Birmingham Women's Fertility Centre
- Industry: Healthcare; Fertility;
- Services: Fertility Services; Egg Donation;

= Birmingham Women's Fertility Centre =

The Birmingham Women's Fertility Centre at Birmingham Women’s Hospital, Birmingham, England, formerly named the "Assisted Conception Unit", is one of the UK's leading medical centres for infertility treatment and care. It is the longest established fertility clinic in the Midlands, marking thirty years operations in the year 2010. The clinic is based in an NHS hospital and provides integrated care to both NHS and private patients; the staff is internationally recognised for their work in treating with infertility. The clinic runs active programmes of egg-sharing, sperm donation and egg-donation.

==Care advances==
The Fertility Centre was one of five clinics selected around the UK to receive Medical Research Council funding to elevate the IVF laboratories to ‘cleanroom’ levels. This is fundamental for producing human embryonic stem cells that are suitable for human use, as all stages of development were in strictly controlled conditions. These opened in summer 2006 and the centre has maintained good clinical results at the new operating levels (see HFEA).
During 2010 the Centre developed and now offers Preimplantation Genetic Testing / Diagnosis services (PGD; PGT-M; PGT-SR; PGT-A). These are in alliance with the West Midlands Regional Genetics Service, which is also based at the hospital. The first PGD baby was born in November 2011.

==Birmingham Spermbank==
2011 saw the centre launch Birmingham Spermbank, a separate organisation dedicated to dealing with sperm donors.
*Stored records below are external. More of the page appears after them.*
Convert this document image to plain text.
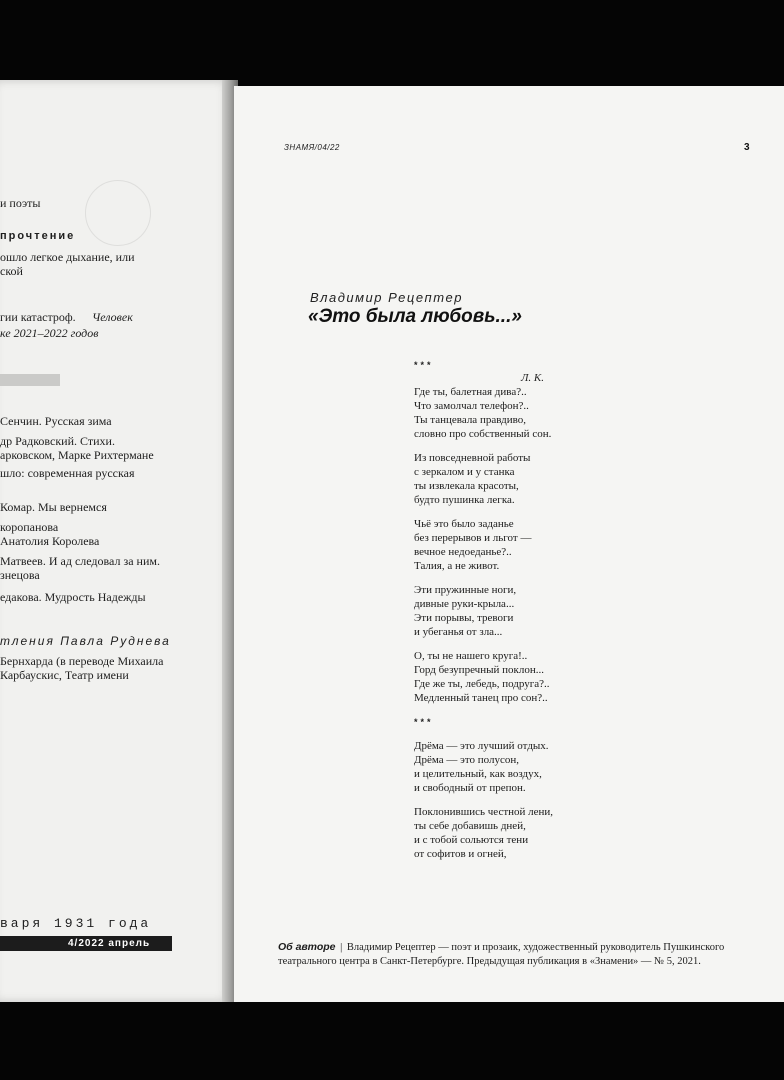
и поэты
прочтение
ошло легкое дыхание, или
ской
гии катастроф. Человек
ке 2021–2022 годов
Сенчин. Русская зима
др Радковский. Стихи.
арковском, Марке Рихтермане
шло: современная русская
Комар. Мы вернемся
коропанова
Анатолия Королева
Матвеев. И ад следовал за ним.
знецова
едакова. Мудрость Надежды
тления Павла Руднева
Бернхарда (в переводе Михаила
Карбаускис, Театр имени
варя 1931 года
4/2022 апрель
ЗНАМЯ/04/22	3
Владимир Рецептер
«Это была любовь...»
***
Л. К.
Где ты, балетная дива?..
Что замолчал телефон?..
Ты танцевала правдиво,
словно про собственный сон.
Из повседневной работы
с зеркалом и у станка
ты извлекала красоты,
будто пушинка легка.
Чьё это было заданье
без перерывов и льгот —
вечное недоеданье?..
Талия, а не живот.
Эти пружинные ноги,
дивные руки-крыла...
Эти порывы, тревоги
и убеганья от зла...
О, ты не нашего круга!..
Горд безупречный поклон...
Где же ты, лебедь, подруга?..
Медленный танец про сон?..
***
Дрёма — это лучший отдых.
Дрёма — это полусон,
и целительный, как воздух,
и свободный от препон.
Поклонившись честной лени,
ты себе добавишь дней,
и с тобой сольются тени
от софитов и огней,
Об авторе | Владимир Рецептер — поэт и прозаик, художественный руководитель Пушкинского театрального центра в Санкт-Петербурге. Предыдущая публикация в «Знамени» — № 5, 2021.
The Spermbank aims to raise awareness of sperm donation across the communities in the Midlands and increase the availability of affordable donor sperm to those in the local community. One way it has done this is through engagement with programmes on local and national media for example a recent programme on BBC Asian Network.

==Research==
The centre has a recognised international research profile through its academic wing the Centre for Human Reproductive Science (ChRS). This has included notable high-profile achievements in translational medicine such as the invention of the male Fertell over-the-counter home fertility test.